À chaque réunion qu’a organisée Nestlé avec les habitants, la plupart ont exprimé leurs inquiétudes. Ils ont évoqué les trajets à répétition des camions de transports [200 passages de camions sont prévus chaque jour dans la ville si le projet aboutit, explique l’organisation environnemental Oregon Sierra Club], de gros châteaux d’eau vont être érigés et on prévoit aussi des nuisances sonores [qui pourraient affecter le tourisme].

 

Les habitants commencent à hausser le ton. Il y a deux semaines, ils ont brandi des pancartes contre le projet lors d’un pique-nique organisé par Nestlé.

 

Pour autant, depuis six ans que les activistes sont mobilisés pacifiquement, rien ne bouge. Nous avons besoin du soutien des dirigeants politiques. Kate Brown, le gouverneur, ne devrait pas autoriser le département de la pêche et de la nature à créer un tel précédent, et surtout pas alors que nous faisons face à une telle sécheresse. Aucune autre usine d’embouteillage en Oregon ne dispose d'un tel accès à une source.
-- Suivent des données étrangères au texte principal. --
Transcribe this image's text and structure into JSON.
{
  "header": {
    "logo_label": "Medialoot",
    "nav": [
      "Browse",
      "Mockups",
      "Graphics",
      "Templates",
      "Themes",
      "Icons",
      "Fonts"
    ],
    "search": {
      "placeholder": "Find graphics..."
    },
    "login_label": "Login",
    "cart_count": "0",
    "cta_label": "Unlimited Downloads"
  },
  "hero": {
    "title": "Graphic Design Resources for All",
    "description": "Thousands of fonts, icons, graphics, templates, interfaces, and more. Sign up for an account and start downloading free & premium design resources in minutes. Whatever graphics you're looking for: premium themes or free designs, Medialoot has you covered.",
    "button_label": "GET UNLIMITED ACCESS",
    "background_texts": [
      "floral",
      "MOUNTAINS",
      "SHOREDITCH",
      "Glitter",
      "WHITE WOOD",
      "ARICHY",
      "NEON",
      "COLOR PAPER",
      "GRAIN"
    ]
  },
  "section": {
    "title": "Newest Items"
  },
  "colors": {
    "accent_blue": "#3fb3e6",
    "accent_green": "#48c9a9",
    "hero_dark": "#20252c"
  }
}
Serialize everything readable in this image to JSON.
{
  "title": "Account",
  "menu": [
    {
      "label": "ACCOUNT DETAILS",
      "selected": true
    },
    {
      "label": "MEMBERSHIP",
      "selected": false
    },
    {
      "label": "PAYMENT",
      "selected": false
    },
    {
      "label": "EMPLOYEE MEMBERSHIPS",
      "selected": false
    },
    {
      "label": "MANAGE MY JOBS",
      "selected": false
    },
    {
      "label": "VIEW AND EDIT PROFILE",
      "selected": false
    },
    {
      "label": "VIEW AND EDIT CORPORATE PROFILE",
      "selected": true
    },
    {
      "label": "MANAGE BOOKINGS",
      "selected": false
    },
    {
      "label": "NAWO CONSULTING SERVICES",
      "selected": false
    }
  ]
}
Byron Maye, chargé de la communication de Nestlé Waters North America, a réfuté ces accusations, arguant que la compagnie n’aurait pas de droits sur l’eau d’Oxbow Springs.

 

Nous serons un industriel, client d’une source d’eau qui appartient à la municipalité… et nous répondrons aux mêmes règles et exigences que les autres utilisateurs, parmi lesquelles les restrictions imposées par la ville en cas de sécheresse. Ce sujet nous préoccupe, notamment lorsqu’il affecte les familles, les fermiers, les consommateurs et les affaires. Nous tenons à ce que les ressources en eau soient bien gérées et de façon durable. (…)

Le département en charge des ressources en eau, à qui a été présentée la demande de transfert de droits, doit se prononcer au cours de l'été. Si l'accord est validé, plusieurs groupes d'activistes mèneront une action commune pour contester la décision, explique Julia DeGraw.